Red Angus is the main grazing animal at Rogers Cattle Company. That’s because, according to Rogers, “my wife and I both like red animals.” It’s also because Rogers likes how the breed has good heat adaptation – important in this part of North Carolina – as well as good maternal characteristics, good disposition and good performance on grass.

“With black you’ve got lots of competition,” he added. “The market for red is not as big, but it’s not as competitive – though that is changing.”

Rogers fall calves with AI. He is also in his third year of using ET. “We can afford to do it because we get a good price on the bulls we sell,” he said. By using his average cows as recipient dams and receiving embryos from his better cows, he is improving the overall quality of his herd.

“Moving to ET wasn’t as bad as I thought it could have been,” Rogers said. Because he already used AI, the recipients were in the cycling program to be AI’d.

“I like to calve early and often, like a good efficient commercial herd,” Rogers said. “ET could spread out the calving window, but it hasn’t been a problem yet.”
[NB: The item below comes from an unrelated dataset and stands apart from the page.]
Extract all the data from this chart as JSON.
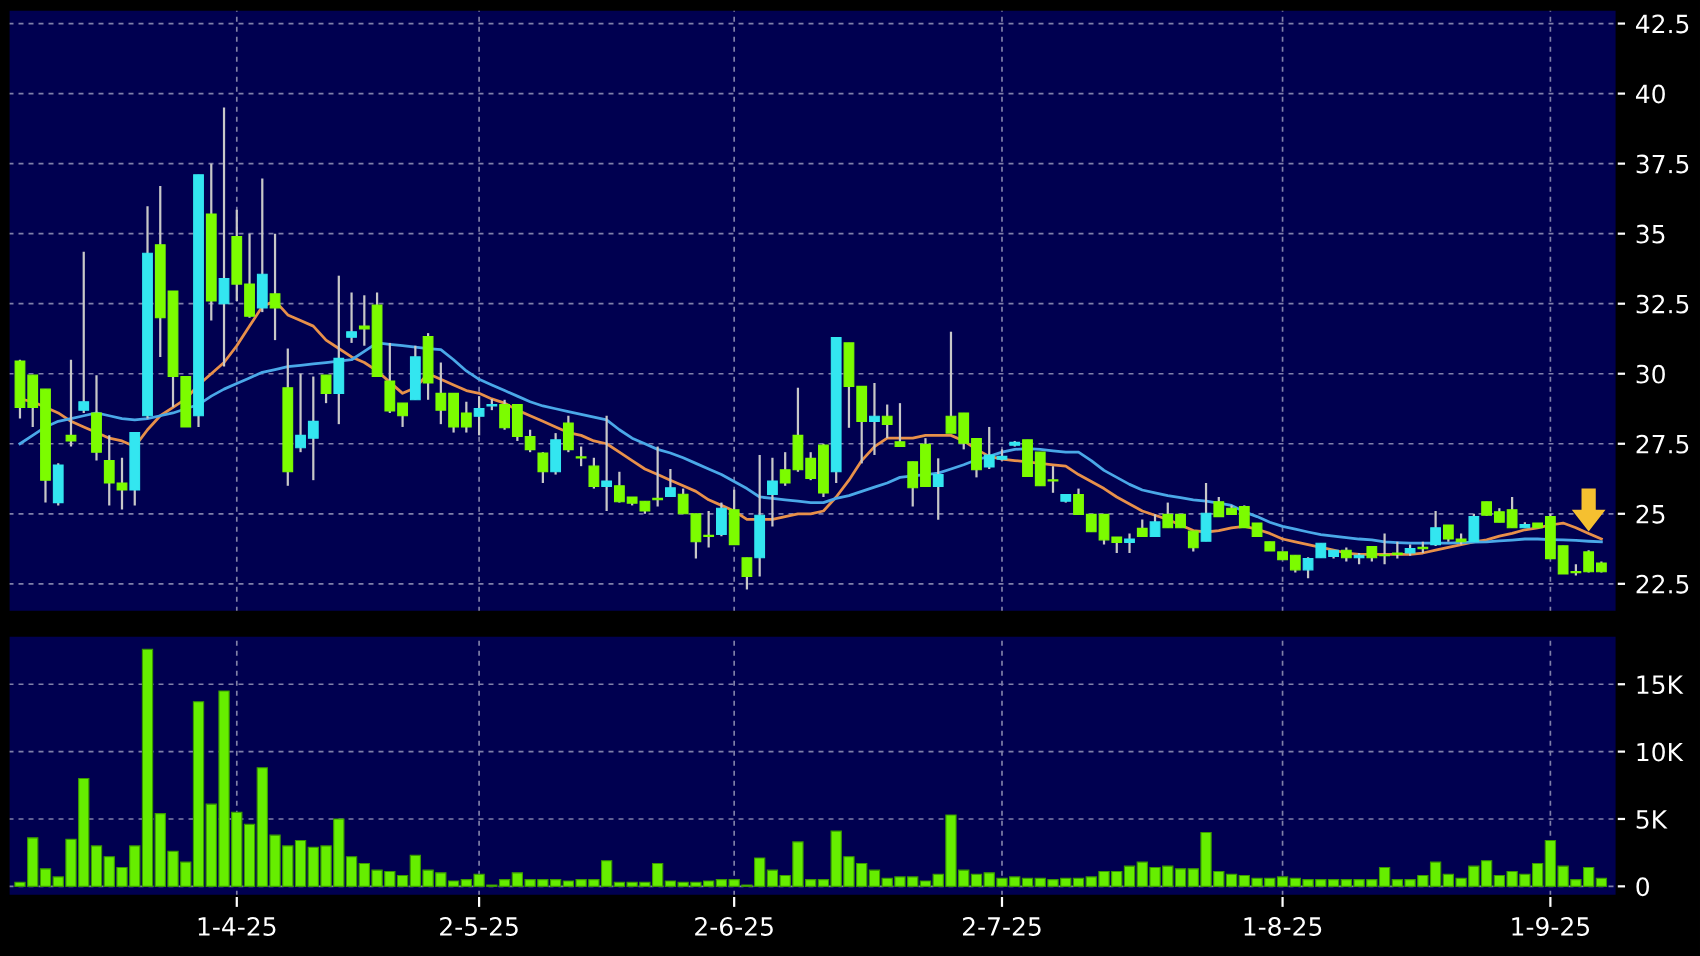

At the end of summer, Rogers is looking to convert his stand of warm season annuals to Bermudagrass or novel (endophyte-free) fescue.

“The biggest thing with novel fescue is good grazing management,” he said. “With toxic fescue, cattle will naturally stop grazing.” Because cattle like it better than toxic fescue, non-toxic fescue can get grazed too intensively.

“Some people tell me ‘My cattle don’t have a problem with fescue.’ I ask them ‘Have you ever seen them off of toxic fescue?’ There are so many variables,” he said. “I think that is why those of us who are drawn to raising cattle and farming like what we do. We like the anxiety. At the end of the day you win some and you lose some.”